Порывистый ветер бог знает что выделывал теперь; даже толстые липы трещали и ломились, а кустарники прилегали плашмя к земле. Царица пожалела, что она не ушла вместе с детьми. Сердце ее то билось часто-часто, то замирало точно в ожидании близкой опасности. Оно чуяло, что за этим кустом сирени скрывается человек. И действительно, порыв ветра раздвинул густую листву, и царица увидела Лукьяша. Ему оставалось только повиниться перед ней.

– Прости, царица, – произнес он, вступив в шалаш, – не совладал я со своим сердцем. Хотелось хоть уголком глаза взглянуть на тебя, прости.

И он опустился на колени.

– Оставь, уйди, увидят! – настойчиво просила Анастасия Романовна, отстраняя свои колени от его безумных поцелуев. – Тебе – дыба, а мне монастырь! Христом Богом прошу тебя вспомнить, что я царица, а не Настя Захарьина. Что мне сделать, чтобы я была ненавистна тебе, научи! Господи, вразуми его и… уйди, а то маму позову.

– Зови кого хочешь, пусть меня ведут на дыбу, на угли; пусть выпустят из меня всю кровь по капле, переломают руки, ноги…

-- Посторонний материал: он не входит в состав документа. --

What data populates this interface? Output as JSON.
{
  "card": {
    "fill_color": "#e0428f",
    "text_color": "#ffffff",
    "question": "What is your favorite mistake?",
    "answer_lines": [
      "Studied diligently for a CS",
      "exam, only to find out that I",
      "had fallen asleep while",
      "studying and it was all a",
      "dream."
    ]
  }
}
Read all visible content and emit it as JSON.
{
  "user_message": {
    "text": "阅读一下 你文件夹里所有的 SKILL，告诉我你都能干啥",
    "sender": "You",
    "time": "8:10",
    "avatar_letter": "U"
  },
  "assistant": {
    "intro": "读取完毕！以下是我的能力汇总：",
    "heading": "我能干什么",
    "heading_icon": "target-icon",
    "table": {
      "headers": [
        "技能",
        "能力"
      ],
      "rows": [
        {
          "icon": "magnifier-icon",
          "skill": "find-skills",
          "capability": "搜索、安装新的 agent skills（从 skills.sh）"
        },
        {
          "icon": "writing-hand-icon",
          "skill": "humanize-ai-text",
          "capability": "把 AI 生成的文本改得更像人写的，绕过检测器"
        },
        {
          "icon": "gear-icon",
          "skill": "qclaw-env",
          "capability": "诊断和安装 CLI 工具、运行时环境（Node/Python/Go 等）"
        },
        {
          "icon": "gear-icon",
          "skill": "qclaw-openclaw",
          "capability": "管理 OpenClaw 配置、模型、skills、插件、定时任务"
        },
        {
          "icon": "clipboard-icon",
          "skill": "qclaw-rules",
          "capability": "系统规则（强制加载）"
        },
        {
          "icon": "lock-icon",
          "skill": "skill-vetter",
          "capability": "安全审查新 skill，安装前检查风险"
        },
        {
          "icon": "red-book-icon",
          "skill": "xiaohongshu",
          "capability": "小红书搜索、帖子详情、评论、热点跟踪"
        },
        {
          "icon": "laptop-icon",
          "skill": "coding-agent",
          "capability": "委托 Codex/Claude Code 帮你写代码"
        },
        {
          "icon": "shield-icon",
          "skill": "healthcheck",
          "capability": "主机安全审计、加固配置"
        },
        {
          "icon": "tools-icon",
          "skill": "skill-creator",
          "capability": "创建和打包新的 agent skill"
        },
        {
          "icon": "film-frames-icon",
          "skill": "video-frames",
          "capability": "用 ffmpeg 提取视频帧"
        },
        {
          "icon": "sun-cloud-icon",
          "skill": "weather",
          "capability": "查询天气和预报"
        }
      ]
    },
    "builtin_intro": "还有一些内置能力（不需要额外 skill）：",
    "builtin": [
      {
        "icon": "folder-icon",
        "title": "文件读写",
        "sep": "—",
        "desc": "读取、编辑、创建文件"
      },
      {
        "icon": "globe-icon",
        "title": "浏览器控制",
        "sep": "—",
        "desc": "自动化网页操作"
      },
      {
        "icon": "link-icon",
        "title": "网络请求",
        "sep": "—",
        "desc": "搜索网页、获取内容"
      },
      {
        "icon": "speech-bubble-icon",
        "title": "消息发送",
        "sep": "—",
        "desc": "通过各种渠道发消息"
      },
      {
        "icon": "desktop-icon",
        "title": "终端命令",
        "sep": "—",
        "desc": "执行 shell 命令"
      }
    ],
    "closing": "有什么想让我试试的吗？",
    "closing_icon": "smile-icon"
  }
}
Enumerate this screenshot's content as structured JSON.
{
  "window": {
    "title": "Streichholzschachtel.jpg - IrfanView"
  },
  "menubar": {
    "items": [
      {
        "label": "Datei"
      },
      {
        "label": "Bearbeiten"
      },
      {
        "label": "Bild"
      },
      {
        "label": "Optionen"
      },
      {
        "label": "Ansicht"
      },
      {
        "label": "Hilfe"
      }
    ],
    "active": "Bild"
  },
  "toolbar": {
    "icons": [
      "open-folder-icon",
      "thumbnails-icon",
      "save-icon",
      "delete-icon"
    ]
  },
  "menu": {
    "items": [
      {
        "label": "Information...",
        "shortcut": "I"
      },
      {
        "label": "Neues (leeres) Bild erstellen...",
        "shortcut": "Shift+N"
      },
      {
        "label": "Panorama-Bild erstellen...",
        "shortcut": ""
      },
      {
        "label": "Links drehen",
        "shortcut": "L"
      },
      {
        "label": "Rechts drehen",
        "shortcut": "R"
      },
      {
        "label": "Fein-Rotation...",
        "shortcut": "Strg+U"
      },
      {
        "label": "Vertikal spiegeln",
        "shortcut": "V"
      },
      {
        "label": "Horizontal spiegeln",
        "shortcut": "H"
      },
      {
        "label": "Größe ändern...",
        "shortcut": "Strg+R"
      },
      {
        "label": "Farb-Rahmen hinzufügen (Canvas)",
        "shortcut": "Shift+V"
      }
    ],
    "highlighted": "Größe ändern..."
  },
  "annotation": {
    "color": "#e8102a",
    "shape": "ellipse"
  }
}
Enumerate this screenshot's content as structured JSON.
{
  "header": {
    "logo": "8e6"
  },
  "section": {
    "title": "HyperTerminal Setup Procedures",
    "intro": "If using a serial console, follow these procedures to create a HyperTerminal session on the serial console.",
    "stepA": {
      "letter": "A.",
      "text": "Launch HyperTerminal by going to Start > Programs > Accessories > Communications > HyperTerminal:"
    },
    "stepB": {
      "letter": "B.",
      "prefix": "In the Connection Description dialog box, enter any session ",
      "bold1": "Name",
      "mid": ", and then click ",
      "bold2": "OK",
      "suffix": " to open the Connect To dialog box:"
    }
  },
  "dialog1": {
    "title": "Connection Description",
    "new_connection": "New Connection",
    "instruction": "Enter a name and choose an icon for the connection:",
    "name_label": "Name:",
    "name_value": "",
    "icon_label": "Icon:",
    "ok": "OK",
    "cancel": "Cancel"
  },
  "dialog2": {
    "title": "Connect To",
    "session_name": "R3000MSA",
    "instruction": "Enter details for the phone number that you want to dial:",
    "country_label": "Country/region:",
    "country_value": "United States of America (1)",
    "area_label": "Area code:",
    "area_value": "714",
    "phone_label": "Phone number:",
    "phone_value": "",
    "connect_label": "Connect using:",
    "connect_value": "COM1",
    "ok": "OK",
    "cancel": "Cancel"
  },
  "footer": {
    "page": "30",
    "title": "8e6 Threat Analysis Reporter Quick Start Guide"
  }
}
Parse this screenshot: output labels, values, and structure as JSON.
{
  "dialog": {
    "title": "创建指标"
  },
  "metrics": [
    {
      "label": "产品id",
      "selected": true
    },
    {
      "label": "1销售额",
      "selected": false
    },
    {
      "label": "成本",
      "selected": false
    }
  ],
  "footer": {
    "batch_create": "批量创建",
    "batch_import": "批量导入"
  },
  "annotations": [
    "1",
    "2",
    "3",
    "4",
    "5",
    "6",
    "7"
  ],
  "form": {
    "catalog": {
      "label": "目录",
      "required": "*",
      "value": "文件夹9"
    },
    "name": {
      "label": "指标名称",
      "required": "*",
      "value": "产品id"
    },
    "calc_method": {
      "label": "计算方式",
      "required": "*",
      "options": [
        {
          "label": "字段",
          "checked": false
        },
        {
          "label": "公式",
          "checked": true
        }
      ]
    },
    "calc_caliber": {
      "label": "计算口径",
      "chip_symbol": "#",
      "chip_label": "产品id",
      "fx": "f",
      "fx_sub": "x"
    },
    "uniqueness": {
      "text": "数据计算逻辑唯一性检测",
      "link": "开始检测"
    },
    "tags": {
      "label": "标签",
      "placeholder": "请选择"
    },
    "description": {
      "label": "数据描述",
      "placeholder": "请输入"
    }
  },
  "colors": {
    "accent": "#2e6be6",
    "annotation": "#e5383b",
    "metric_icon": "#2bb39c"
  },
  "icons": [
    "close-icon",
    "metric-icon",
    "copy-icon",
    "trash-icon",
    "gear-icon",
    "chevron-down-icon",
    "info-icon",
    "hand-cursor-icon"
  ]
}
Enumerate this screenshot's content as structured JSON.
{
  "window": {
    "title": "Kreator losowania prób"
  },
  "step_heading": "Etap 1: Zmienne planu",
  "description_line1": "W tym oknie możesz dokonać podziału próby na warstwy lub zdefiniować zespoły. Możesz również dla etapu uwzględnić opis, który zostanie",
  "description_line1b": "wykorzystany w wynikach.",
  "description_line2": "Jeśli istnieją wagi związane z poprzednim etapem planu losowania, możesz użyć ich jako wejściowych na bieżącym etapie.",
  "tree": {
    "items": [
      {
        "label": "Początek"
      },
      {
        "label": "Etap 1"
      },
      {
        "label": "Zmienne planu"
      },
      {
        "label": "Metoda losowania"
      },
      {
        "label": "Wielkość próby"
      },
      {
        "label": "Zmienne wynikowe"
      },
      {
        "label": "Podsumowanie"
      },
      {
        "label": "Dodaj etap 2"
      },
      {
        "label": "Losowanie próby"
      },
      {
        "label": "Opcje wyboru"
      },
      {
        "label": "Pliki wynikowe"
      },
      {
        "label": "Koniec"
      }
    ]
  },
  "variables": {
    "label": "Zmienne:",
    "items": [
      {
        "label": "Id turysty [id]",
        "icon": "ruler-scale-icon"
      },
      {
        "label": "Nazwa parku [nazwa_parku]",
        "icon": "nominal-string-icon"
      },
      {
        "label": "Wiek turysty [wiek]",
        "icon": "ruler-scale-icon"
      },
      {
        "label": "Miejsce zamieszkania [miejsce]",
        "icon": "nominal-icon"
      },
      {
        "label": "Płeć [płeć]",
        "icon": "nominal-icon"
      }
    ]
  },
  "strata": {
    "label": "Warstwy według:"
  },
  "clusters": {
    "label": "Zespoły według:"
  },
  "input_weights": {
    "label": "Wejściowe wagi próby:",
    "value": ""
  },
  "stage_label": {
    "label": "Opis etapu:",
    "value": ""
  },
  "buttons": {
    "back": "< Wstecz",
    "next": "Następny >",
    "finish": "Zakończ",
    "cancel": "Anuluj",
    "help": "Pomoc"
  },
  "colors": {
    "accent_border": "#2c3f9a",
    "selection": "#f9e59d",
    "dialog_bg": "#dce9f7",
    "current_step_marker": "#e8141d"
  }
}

Анастасии Романовне удалось, однако, освободиться от безумца; она поспешно вышла из убежища и, несмотря на ливень, побежала к дому. Навстречу ей с плащом в руках уже торопилась мама. Нужно было торопиться, молнии срывались и падали и вблизи, и вдали. Разумеется, мама понимала, что ее дитя взволнована жестокой погодой. В шалаше остались накидка царицы и, главное, ее рукоделие. За ним-то и побежала мама.

И – о ужас!

Она заметила, что от шалаша пробирался сторонкой Семиткин. В беседке было пусто. Он, очевидно, захватил и накидку царицы, и ее рукоделие. Для чего? Мама погналась за ним и строго потребовала отдать ей царицыны вещи. Он вздумал было отнекиваться, но костлявые руки старушки были неподатливы. Семиткину пришлось уступить, иначе он познакомился бы с занесенным уже костылем царицыной благодетельницы.